Let's solve each triangle's area using the formula:
>
Area of a triangle = $ \frac{1}{2} \times \text{base} \times \text{height} $
We’ll go through each part step by step.
---
a.
- Base = 4 cm
- Height (h) = 6 cm
$$
\text{Area} = \frac{1}{2} \times 4 \times 6 = 2 \times 6 = 12 \text{ sq cm}
$$
✔ Already solved in the image:
12 sq cm
---
b.
- Base = 6 cm
- Height (h) = 8 cm (shown as dotted line from top vertex to base)
$$
\text{Area} = \frac{1}{2} \times 6 \times 8 = 3 \times 8 = 24 \text{ sq cm}
$$
✔ Answer: 24 sq cm
---
c.
- Base = 8 cm
- Height (h) = 9 cm (dotted line from top to base)
$$
\text{Area} = \frac{1}{2} \times 8 \times 9 = 4 \times 9 = 36 \text{ sq cm}
$$
✔ Answer: 36 sq cm
---
d.
- Base = 10 cm
- Height (h) = 6 cm (dotted line from vertex to base)
$$
\text{Area} = \frac{1}{2} \times 10 \times 6 = 5 \times 6 = 30 \text{ sq cm}
$$
✔ Answer: 30 sq cm
---
e.
- Base = 6 cm
- Height (h) = 7 cm (dotted line from top vertex to base)
$$
\text{Area} = \frac{1}{2} \times 6 \times 7 = 3 \times 7 = 21 \text{ sq cm}
$$
✔ Answer: 21 sq cm
---
f.
- Base = 6 cm
- Height (h) = 6 cm (dotted line from top vertex to base)
$$
\text{Area} = \frac{1}{2} \times 6 \times 6 = 3 \times 6 = 18 \text{ sq cm}
$$
✔ Answer: 18 sq cm
---
✔ Final Answers:
| Part | Area (sq cm) |
|------|--------------|
| a | 12 |
| b | 24 |
| c | 36 |
| d | 30 |
| e | 21 |
| f | 18 |
---
🔍 Explanation:
The key is identifying the
base and the
height correctly.
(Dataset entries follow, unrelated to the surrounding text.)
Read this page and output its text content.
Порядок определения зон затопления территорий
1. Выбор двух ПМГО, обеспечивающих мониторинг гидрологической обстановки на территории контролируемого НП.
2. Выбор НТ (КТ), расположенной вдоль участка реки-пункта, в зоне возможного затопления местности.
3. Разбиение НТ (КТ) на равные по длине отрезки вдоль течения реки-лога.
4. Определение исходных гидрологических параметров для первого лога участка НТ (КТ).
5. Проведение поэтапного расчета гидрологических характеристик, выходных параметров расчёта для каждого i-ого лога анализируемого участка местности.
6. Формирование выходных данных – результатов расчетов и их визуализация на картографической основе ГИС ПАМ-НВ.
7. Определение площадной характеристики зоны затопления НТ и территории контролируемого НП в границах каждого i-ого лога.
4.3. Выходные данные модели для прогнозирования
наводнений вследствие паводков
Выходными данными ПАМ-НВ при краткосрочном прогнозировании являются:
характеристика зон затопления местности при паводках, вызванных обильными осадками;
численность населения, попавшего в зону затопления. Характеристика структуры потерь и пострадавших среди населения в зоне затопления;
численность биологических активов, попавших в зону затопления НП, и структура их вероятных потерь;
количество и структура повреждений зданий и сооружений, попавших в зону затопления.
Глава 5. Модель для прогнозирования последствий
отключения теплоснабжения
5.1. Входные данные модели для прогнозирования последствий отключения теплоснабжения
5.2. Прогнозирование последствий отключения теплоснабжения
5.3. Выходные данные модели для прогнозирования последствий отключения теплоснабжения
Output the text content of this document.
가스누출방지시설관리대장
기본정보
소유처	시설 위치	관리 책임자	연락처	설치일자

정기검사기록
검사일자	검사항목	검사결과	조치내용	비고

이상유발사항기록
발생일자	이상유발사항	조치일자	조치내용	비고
The height must be
perpendicular to the base (shown as a dotted line with a right angle symbol in some cases). Once you have those two values, plug them into the formula:
> $$
> \text{Area} = \frac{1}{2} \times \text{base} \times \text{height}
> $$
This works for all triangles — whether they are right-angled, acute, or obtuse.
Let me know if you'd like a visual explanation or printable version!
Parent Tip: Review the logic above to help your child master the concept of area triangle worksheet.